On April 12, 1967, an organizational meeting was conducted at the First Security National Bank, now the First City Bank building, with Mrs. Dewey Gonsoulin presiding and with William Murtagh of the National Trust and Dr. William Seale presenting. On that day, many notable Beaumonters were in attendance including Rosine Wilson, Mrs. Revere St. John, Don Anderson, Rolfe Christopher, John Millington, Lela Fisher Dies, Russell Phelps, C.A. Mitts, Mildred Hall, Mrs. Jack Osborne, and Mrs. Lamar Cecil. As a result of the rampant destruction of historic structures in our own city, Rosine Wilson moved that the Beaumont Heritage Society be formed.
By November of that year, the newly incorporated Beaumont Heritage Society, with 74 members, voted to undertake the French House as a restoration project. The Junior League supplied $27,400 to purchase the John Jay French House from the Merchant family and held it in trust until the Beaumont Heritage Society could raise matching funds. Membership drives and fundraisers were held and by October of 1968, membership had grown to 348, with total cash and pledges for the restoration amounting to $28,306.69. With the matching grant requirement met, Junior League of Beaumont President, Mrs. James Dishman, presented the French Trading Post deed to BHS President, Mildred Hall. By this time, the research for the restoration was complete, as was the excavation. You see, the home had been modernized, but the original bones were still there.

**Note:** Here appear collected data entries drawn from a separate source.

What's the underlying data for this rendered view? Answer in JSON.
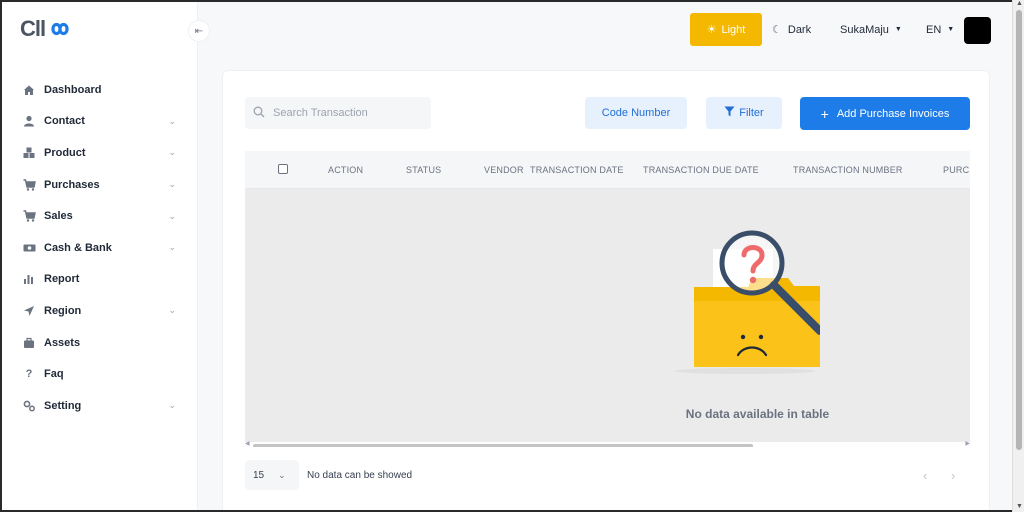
{
  "brand": {
    "logo_text": "Cll"
  },
  "sidebar": {
    "items": [
      {
        "label": "Dashboard",
        "icon": "home-icon",
        "chevron": false
      },
      {
        "label": "Contact",
        "icon": "user-icon",
        "chevron": true
      },
      {
        "label": "Product",
        "icon": "cubes-icon",
        "chevron": true
      },
      {
        "label": "Purchases",
        "icon": "cart-icon",
        "chevron": true
      },
      {
        "label": "Sales",
        "icon": "cart-icon",
        "chevron": true
      },
      {
        "label": "Cash & Bank",
        "icon": "money-icon",
        "chevron": true
      },
      {
        "label": "Report",
        "icon": "bar-chart-icon",
        "chevron": false
      },
      {
        "label": "Region",
        "icon": "navigation-icon",
        "chevron": true
      },
      {
        "label": "Assets",
        "icon": "briefcase-icon",
        "chevron": false
      },
      {
        "label": "Faq",
        "icon": "question-icon",
        "chevron": false
      },
      {
        "label": "Setting",
        "icon": "gears-icon",
        "chevron": true
      }
    ]
  },
  "topbar": {
    "light_label": "Light",
    "dark_label": "Dark",
    "user_name": "SukaMaju",
    "language": "EN"
  },
  "toolbar": {
    "search_placeholder": "Search Transaction",
    "code_number_label": "Code Number",
    "filter_label": "Filter",
    "add_label": "Add Purchase Invoices"
  },
  "table": {
    "columns": [
      "ACTION",
      "STATUS",
      "VENDOR",
      "TRANSACTION DATE",
      "TRANSACTION DUE DATE",
      "TRANSACTION NUMBER",
      "PURCI"
    ],
    "empty_message": "No data available in table"
  },
  "footer": {
    "page_size": "15",
    "status_text": "No data can be showed"
  },
  "colors": {
    "light_button": "#f5b800",
    "primary": "#1e7ce8",
    "soft_primary_bg": "#e7f0fd"
  }
}
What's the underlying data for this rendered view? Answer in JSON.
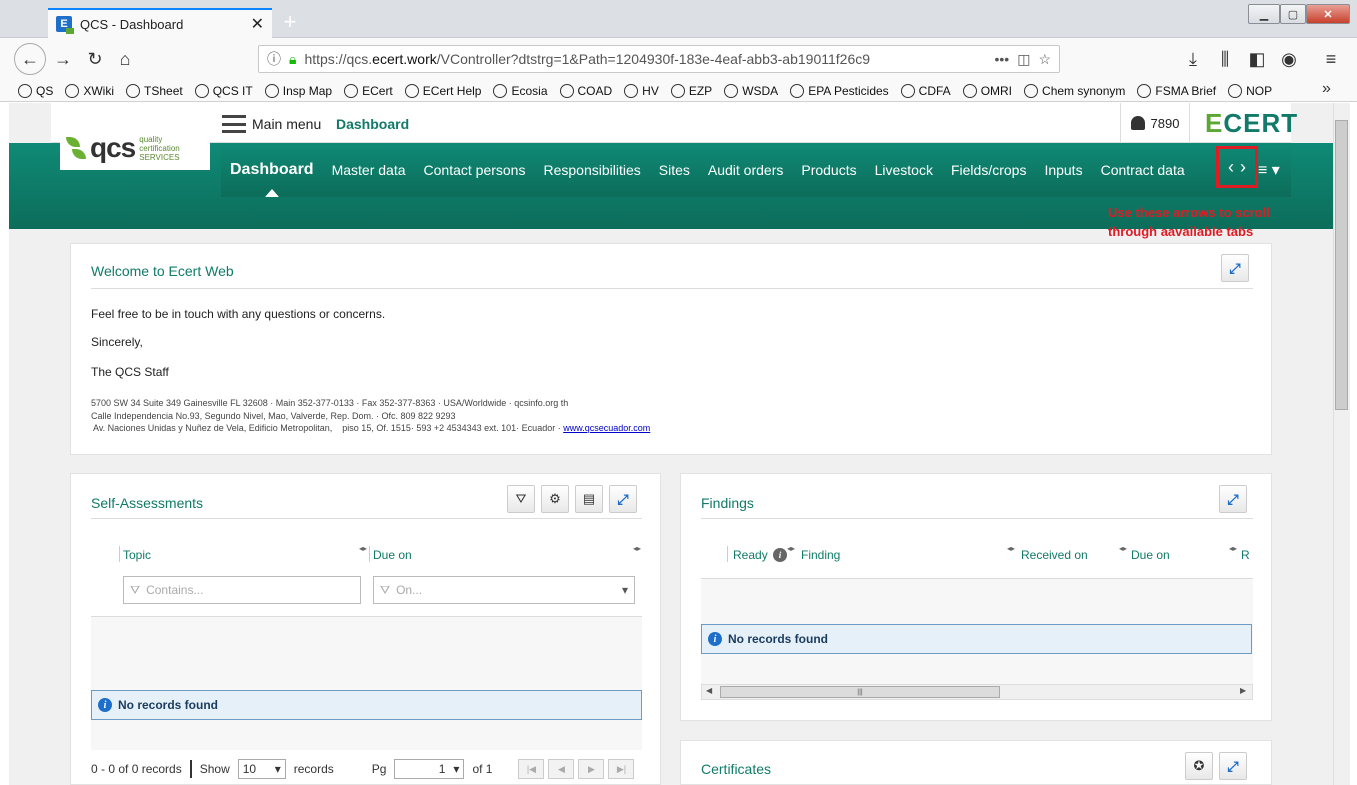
{
  "browser": {
    "tab_title": "QCS - Dashboard",
    "tab_close": "✕",
    "new_tab": "+",
    "url_prefix": "https://qcs.",
    "url_domain": "ecert.work",
    "url_path": "/VController?dtstrg=1&Path=1204930f-183e-4eaf-abb3-ab19011f26c9",
    "url_more": "•••",
    "bookmarks": [
      "QS",
      "XWiki",
      "TSheet",
      "QCS IT",
      "Insp Map",
      "ECert",
      "ECert Help",
      "Ecosia",
      "COAD",
      "HV",
      "EZP",
      "WSDA",
      "EPA Pesticides",
      "CDFA",
      "OMRI",
      "Chem synonym",
      "FSMA Brief",
      "NOP"
    ],
    "bookmarks_more": "»"
  },
  "app": {
    "logo_text": "qcs",
    "logo_sub1": "quality",
    "logo_sub2": "certification",
    "logo_sub3": "SERVICES",
    "main_menu_label": "Main menu",
    "breadcrumb": "Dashboard",
    "user_id": "7890",
    "brand_e": "E",
    "brand_rest": "CERT",
    "tabs": [
      "Dashboard",
      "Master data",
      "Contact persons",
      "Responsibilities",
      "Sites",
      "Audit orders",
      "Products",
      "Livestock",
      "Fields/crops",
      "Inputs",
      "Contract data"
    ],
    "arrow_left": "‹",
    "arrow_right": "›",
    "tab_menu": "≡ ▾",
    "hint_line1": "Use these arrows to scroll",
    "hint_line2": "through aavailable tabs"
  },
  "welcome": {
    "title": "Welcome to Ecert Web",
    "line1": "Feel free to be in touch with any questions or concerns.",
    "line2": "Sincerely,",
    "line3": "The QCS Staff",
    "addr1": "5700 SW 34 Suite 349 Gainesville FL 32608 · Main 352-377-0133 · Fax 352-377-8363 · USA/Worldwide · qcsinfo.org th",
    "addr2": "Calle Independencia No.93, Segundo Nivel, Mao, Valverde, Rep. Dom. · Ofc. 809 822 9293",
    "addr3": " Av. Naciones Unidas y Nuñez de Vela, Edificio Metropolitan,    piso 15, Of. 1515· 593 +2 4534343 ext. 101· Ecuador · ",
    "addr3_link": "www.qcsecuador.com"
  },
  "self_assessments": {
    "title": "Self-Assessments",
    "col_topic": "Topic",
    "col_due": "Due on",
    "filter_topic_placeholder": "Contains...",
    "filter_due_placeholder": "On...",
    "no_records": "No records found",
    "summary": "0 - 0 of 0 records",
    "show_label": "Show",
    "show_value": "10",
    "records_label": "records",
    "pg_label": "Pg",
    "pg_value": "1",
    "of_label": "of 1"
  },
  "findings": {
    "title": "Findings",
    "col_ready": "Ready",
    "col_finding": "Finding",
    "col_received": "Received on",
    "col_due": "Due on",
    "col_r": "R",
    "no_records": "No records found",
    "scroll_grip": "|||"
  },
  "certificates": {
    "title": "Certificates"
  },
  "colors": {
    "accent": "#117a68",
    "green_bar": "#0f8a76",
    "hint_red": "#e01b24",
    "info_blue": "#1e6fc9"
  }
}
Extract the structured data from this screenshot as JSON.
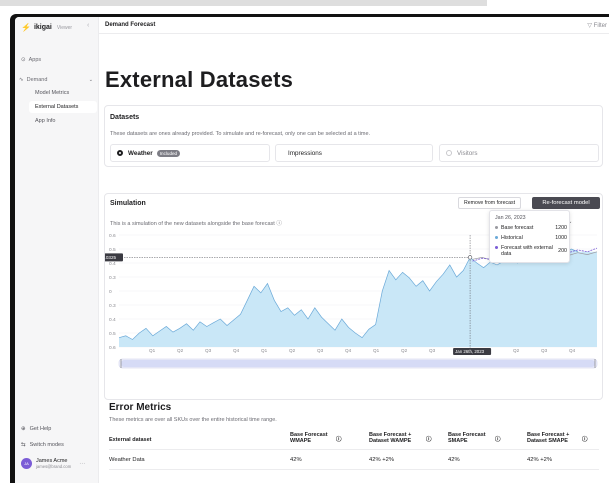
{
  "brand": {
    "name": "ikigai",
    "kind": "Viewer"
  },
  "topbar": {
    "breadcrumb": "Demand Forecast",
    "filter_label": "Filter"
  },
  "sidebar": {
    "apps_label": "Apps",
    "demand_label": "Demand",
    "items": [
      "Model Metrics",
      "External Datasets",
      "App Info"
    ],
    "active_item": "External Datasets",
    "help_label": "Get Help",
    "switch_label": "Switch modes",
    "user": {
      "initials": "JA",
      "name": "James Acme",
      "email": "james@brand.com"
    }
  },
  "page": {
    "title": "External Datasets"
  },
  "datasets": {
    "title": "Datasets",
    "description": "These datasets are ones already provided. To simulate and re-forecast, only one can be selected at a time.",
    "options": [
      {
        "label": "Weather",
        "badge": "Included",
        "selected": true
      },
      {
        "label": "Impressions",
        "selected": false
      },
      {
        "label": "Visitors",
        "selected": false
      }
    ]
  },
  "simulation": {
    "title": "Simulation",
    "remove_button": "Remove from forecast",
    "reforecast_button": "Re-forecast model",
    "description": "This is a simulation of the new datasets alongside the base forecast ⓘ",
    "legend_select": "end ⌄",
    "crosshair_y_label": "0.0325",
    "crosshair_x_label": "Jan 26th, 2023",
    "tooltip": {
      "date": "Jan 26, 2023",
      "rows": [
        {
          "label": "Base forecast",
          "value": "1200",
          "color": "#9a9aa0"
        },
        {
          "label": "Historical",
          "value": "1000",
          "color": "#6aa9d8"
        },
        {
          "label": "Forecast with external data",
          "value": "200",
          "color": "#7b5cd6"
        }
      ]
    }
  },
  "chart_data": {
    "type": "area",
    "y_ticks": [
      "0.6",
      "0.5",
      "0.4",
      "0.3",
      "0",
      "0.3",
      "0.4",
      "0.5",
      "0.6"
    ],
    "x_ticks": [
      "Q1",
      "Q2",
      "Q3",
      "Q4",
      "Q1",
      "Q2",
      "Q3",
      "Q4",
      "Q1",
      "Q2",
      "Q3",
      "Q4",
      "Q1",
      "Q2",
      "Q3",
      "Q4"
    ],
    "historical": [
      -0.5,
      -0.48,
      -0.52,
      -0.45,
      -0.4,
      -0.48,
      -0.43,
      -0.38,
      -0.44,
      -0.4,
      -0.35,
      -0.42,
      -0.33,
      -0.38,
      -0.34,
      -0.3,
      -0.37,
      -0.31,
      -0.25,
      -0.1,
      0.05,
      -0.02,
      0.08,
      -0.1,
      -0.22,
      -0.18,
      -0.26,
      -0.2,
      -0.3,
      -0.18,
      -0.28,
      -0.35,
      -0.42,
      -0.3,
      -0.39,
      -0.45,
      -0.5,
      -0.41,
      -0.36,
      0.0,
      0.22,
      0.12,
      0.2,
      0.14,
      0.05,
      0.11,
      0.0,
      0.1,
      0.18,
      0.28,
      0.15,
      0.22,
      0.36,
      0.3,
      0.25,
      0.31,
      0.28,
      0.32,
      0.38,
      0.3,
      0.36,
      0.4,
      0.34,
      0.39,
      0.43,
      0.38,
      0.41,
      0.45,
      0.42
    ],
    "base_forecast": [
      0.34,
      0.36,
      0.33,
      0.37,
      0.35,
      0.38,
      0.36,
      0.39,
      0.37,
      0.4,
      0.38,
      0.41,
      0.39,
      0.42
    ],
    "forecast_with_external": [
      0.32,
      0.35,
      0.34,
      0.38,
      0.36,
      0.4,
      0.37,
      0.41,
      0.39,
      0.43,
      0.41,
      0.44,
      0.42,
      0.46
    ],
    "crosshair_index": 52
  },
  "errors": {
    "title": "Error Metrics",
    "description": "These metrics are over all SKUs over the entire historical time range.",
    "columns": [
      "External dataset",
      "Base Forecast WMAPE",
      "Base Forecast + Dataset WAMPE",
      "Base Forecast SMAPE",
      "Base Forecast + Dataset SMAPE"
    ],
    "rows": [
      {
        "dataset": "Weather Data",
        "c1": "42%",
        "c2": "42% +2%",
        "c3": "42%",
        "c4": "42% +2%"
      }
    ]
  },
  "colors": {
    "area_fill": "#c9e7f7",
    "area_stroke": "#6aa9d8",
    "accent": "#7b5cd6",
    "button_dark": "#4a4a52"
  }
}
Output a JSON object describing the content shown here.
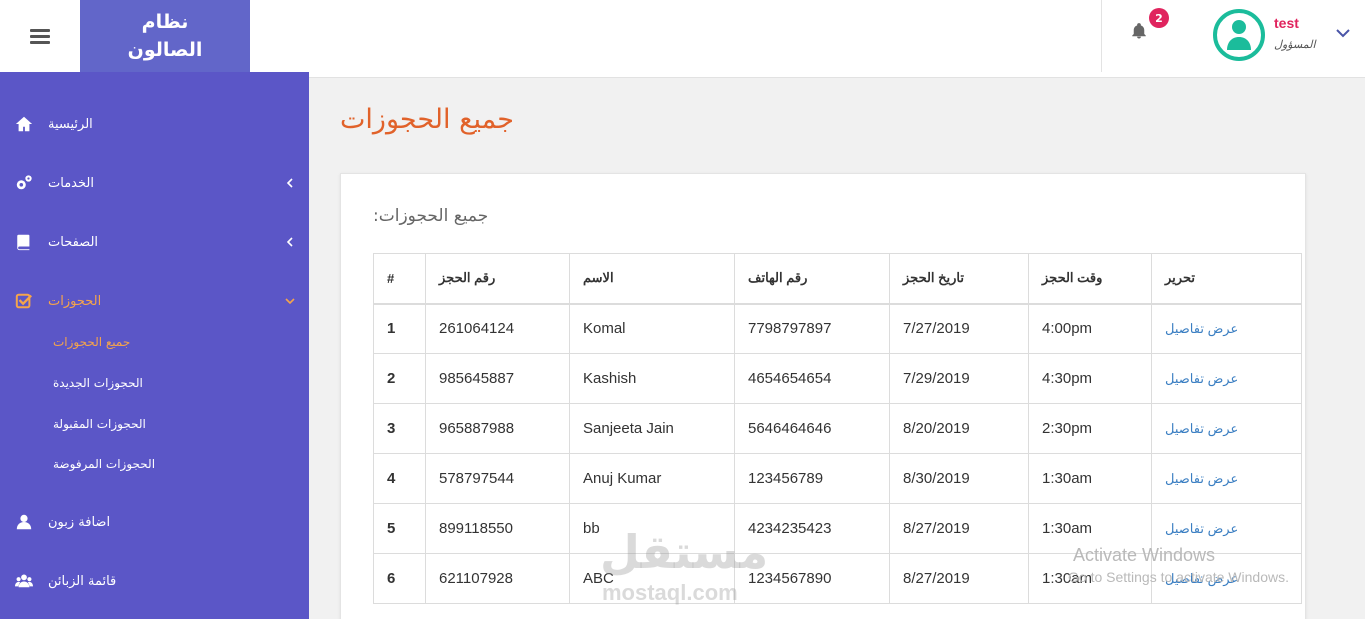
{
  "header": {
    "brand_line1": "نظام",
    "brand_line2": "الصالون",
    "notification_count": "2",
    "user_name": "test",
    "user_role": "المسؤول"
  },
  "sidebar": {
    "items": [
      {
        "label": "الرئيسية",
        "icon": "home-icon"
      },
      {
        "label": "الخدمات",
        "icon": "gears-icon"
      },
      {
        "label": "الصفحات",
        "icon": "book-icon"
      },
      {
        "label": "الحجوزات",
        "icon": "check-square-icon"
      },
      {
        "label": "اضافة زبون",
        "icon": "user-icon"
      },
      {
        "label": "قائمة الزبائن",
        "icon": "users-icon"
      }
    ],
    "sub_items": [
      "جميع الحجوزات",
      "الحجوزات الجديدة",
      "الحجوزات المقبولة",
      "الحجوزات المرفوضة"
    ]
  },
  "main": {
    "page_title": "جميع الحجوزات",
    "card_title": "جميع الحجوزات:"
  },
  "table": {
    "headers": [
      "#",
      "رقم الحجز",
      "الاسم",
      "رقم الهاتف",
      "تاريخ الحجز",
      "وقت الحجز",
      "تحرير"
    ],
    "rows": [
      [
        "1",
        "261064124",
        "Komal",
        "7798797897",
        "7/27/2019",
        "4:00pm",
        "عرض تفاصيل"
      ],
      [
        "2",
        "985645887",
        "Kashish",
        "4654654654",
        "7/29/2019",
        "4:30pm",
        "عرض تفاصيل"
      ],
      [
        "3",
        "965887988",
        "Sanjeeta Jain",
        "5646464646",
        "8/20/2019",
        "2:30pm",
        "عرض تفاصيل"
      ],
      [
        "4",
        "578797544",
        "Anuj Kumar",
        "123456789",
        "8/30/2019",
        "1:30am",
        "عرض تفاصيل"
      ],
      [
        "5",
        "899118550",
        "bb",
        "4234235423",
        "8/27/2019",
        "1:30am",
        "عرض تفاصيل"
      ],
      [
        "6",
        "621107928",
        "ABC",
        "1234567890",
        "8/27/2019",
        "1:30am",
        "عرض تفاصيل"
      ]
    ]
  },
  "watermark": {
    "activate_title": "Activate Windows",
    "activate_sub": "Go to Settings to activate Windows.",
    "logo_text": "مستقل",
    "site_text": "mostaql.com"
  },
  "colors": {
    "sidebar_bg": "#5b56c7",
    "brand_bg": "#6266c9",
    "active_orange": "#f5a44b",
    "title_orange": "#e1622a",
    "link_blue": "#3a7ec2",
    "badge_red": "#e0245e",
    "avatar_green": "#1bbc9b"
  }
}
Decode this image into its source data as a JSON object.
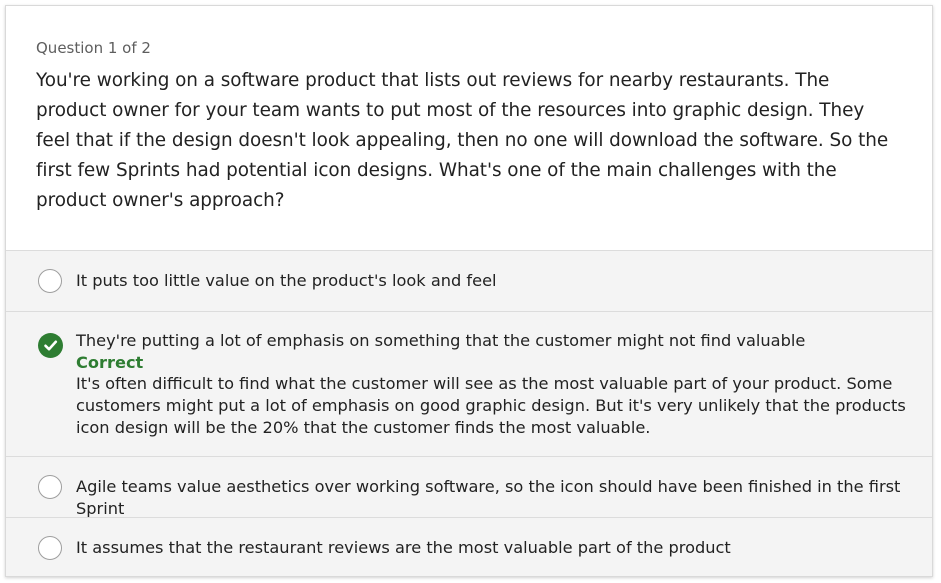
{
  "question": {
    "counter": "Question 1 of 2",
    "text": "You're working on a software product that lists out reviews for nearby restaurants. The product owner for your team wants to put most of the resources into graphic design. They feel that if the design doesn't look appealing, then no one will download the software. So the first few Sprints had potential icon designs. What's one of the main challenges with the product owner's approach?"
  },
  "options": [
    {
      "label": "It puts too little value on the product's look and feel",
      "state": "unselected"
    },
    {
      "label": "They're putting a lot of emphasis on something that the customer might not find valuable",
      "state": "correct",
      "feedback_status": "Correct",
      "feedback_text": "It's often difficult to find what the customer will see as the most valuable part of your product. Some customers might put a lot of emphasis on good graphic design. But it's very unlikely that the products icon design will be the 20% that the customer finds the most valuable."
    },
    {
      "label": "Agile teams value aesthetics over working software, so the icon should have been finished in the first Sprint",
      "state": "unselected"
    },
    {
      "label": "It assumes that the restaurant reviews are the most valuable part of the product",
      "state": "unselected"
    }
  ],
  "colors": {
    "correct": "#2e7d32",
    "options_background": "#f4f4f4",
    "divider": "#dcdcdc"
  },
  "icons": {
    "correct": "checkmark-circle-icon",
    "unselected": "radio-empty-icon"
  }
}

The Board voted to hire architect Rayford Stripling to prepare an overall preliminary plan and working drawings of the restoration of the French House. President Mildred Hall appointed a special committee for the French House Restoration consisting of Bryan Hendrix, chair, Dr. William Seale, and Rosine Wilson – all authorities in various aspects of the project. Over the course of just under two years, with the help of many members and donors from the Society, the Junior League, and the community at large, the French House was taken back to its original 1845 condition, furnished with period antiques and objects (some French Family), and researched extensively to tell the compelling story of one of Beaumont’s early frontier families, that of tanner and merchandiser John Jay French.
Did you know that our French family’s story began in America back in the summer of 1635, when Mr. John Jay French’s great-great-great-great-
The Grand Opening and ribbon-cutting took place on Saturday, February 28, 1970, with demonstrations of weaving, pottery making, and lace making. It would take until 1972 before the missing kitchen and dining wing would be replicated to match the original (based on old photographs and an archeological survey), and 1975 for the washhouse to be added. The smokehouse and tannery were both constructed in 1979 from log buildings donated by the Fuller family that were dismantled. Many antique pieces of furniture and household objects continued to trickle in over these years to round out the museum collection and aid in the interpretation of the time period of Texas history represented in the home of 1845-1865.
We’ve been providing education about the family and life on the Texas frontier on the grounds of the John Jay French House Museum to school children and to visitors from near and far ever since. And, our preservation efforts didn’t stop there! We couldn’t have been successful in impacting Beaumont’s historical landscape without people like you who care about our community’s history. Keep an eye out for new takes on favorite events and thank you for being part of our story!